Videogames designed by Abertay University lecturer Niall Moody (Hummingbird) and Abertay graduate Llaura McGee (If Found by Dreamfeel) are showcased in a section focusing on the work of alternative and independent studios all over the world who curate events that celebrate the social side of games. The two new games are housed in bespoke arcade cabinets designed by Edinburgh studio We Throw Switches.
V&A Dundee is also working with We Throw Switches to create a one-off Tay Late event on the evening of Saturday 18 May. The Tay Late will showcase the very latest Scottish and international design creativity with multiplayer party games and unique playable experiences. Earlier the same day V&A Dundee will host its first conference, focusing on videogames and co-curated with Biome Collective.

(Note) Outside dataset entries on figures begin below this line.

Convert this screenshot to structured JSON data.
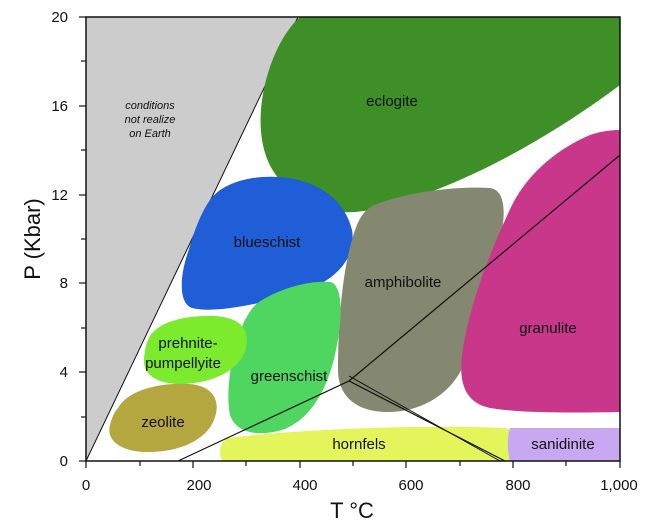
{
  "axes": {
    "x_label": "T °C",
    "y_label": "P (Kbar)",
    "x_ticks": [
      "0",
      "200",
      "400",
      "600",
      "800",
      "1,000"
    ],
    "y_ticks": [
      "0",
      "4",
      "8",
      "12",
      "16",
      "20"
    ]
  },
  "impossible_zone": {
    "line1": "conditions",
    "line2": "not realize",
    "line3": "on Earth"
  },
  "facies": {
    "eclogite": "eclogite",
    "blueschist": "blueschist",
    "amphibolite": "amphibolite",
    "granulite": "granulite",
    "prehnite_line1": "prehnite-",
    "prehnite_line2": "pumpellyite",
    "greenschist": "greenschist",
    "zeolite": "zeolite",
    "hornfels": "hornfels",
    "sanidinite": "sanidinite"
  },
  "colors": {
    "impossible": "#cccccc",
    "eclogite": "#3f8f28",
    "blueschist": "#1f5ed6",
    "amphibolite": "#858870",
    "granulite": "#c8378a",
    "prehnite": "#7ceb2e",
    "greenschist": "#4ed660",
    "zeolite": "#b5a740",
    "hornfels": "#e3f55a",
    "sanidinite": "#c9a8f2"
  }
}
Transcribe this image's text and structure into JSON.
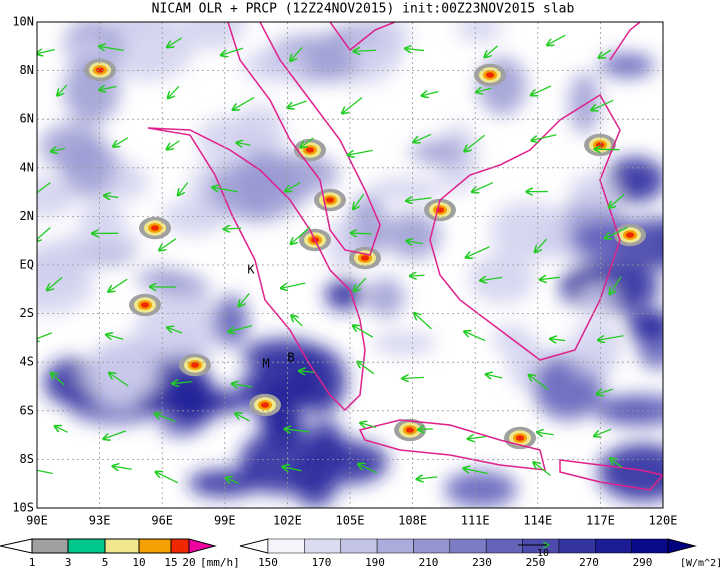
{
  "map": {
    "title": "NICAM OLR + PRCP (12Z24NOV2015) init:00Z23NOV2015 slab",
    "lon_labels": [
      "90E",
      "93E",
      "96E",
      "99E",
      "102E",
      "105E",
      "108E",
      "111E",
      "114E",
      "117E",
      "120E"
    ],
    "lat_labels": [
      "10N",
      "8N",
      "6N",
      "4N",
      "2N",
      "EQ",
      "2S",
      "4S",
      "6S",
      "8S",
      "10S"
    ],
    "sites": [
      "K",
      "M",
      "B"
    ],
    "prcp_labels": [
      "1",
      "3",
      "5",
      "10",
      "15",
      "20"
    ],
    "prcp_unit": "[mm/h]",
    "olr_labels": [
      "150",
      "170",
      "190",
      "210",
      "230",
      "250",
      "270",
      "290"
    ],
    "olr_unit": "[W/m^2]",
    "vector_ref": "10"
  }
}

To accompany the exhibition, the museum has commissioned a new videogame that will soon be available to play on V&A Dundee’s website. Plaything is a joyous and intimate web-based game being created by Will Anderson and Niall Tessier-Lavigne, which will allow you to create a character in your browser, a beautifully hand-crafted creature that grows with you.
Visitors will able to play the game, and find out more about the process of bringing a videogame to life, at a free Family Design Day on Saturday 8 June. The game’s development has been supported by InGAME, a games innovation partnership led by Abertay University.
Dundee has a thriving videogame design community, centred around Abertay University which launched the world’s first degree in Computer Games Technology in the 1990s.
Videogames: Design/Play/Disrupt was curated by Marie Foulston, V&A Curator of Videogames and Kristian Volsing, V&A Research Curator, and shown at V&A South Kensington from 8 September 2018 to 24 February 2019.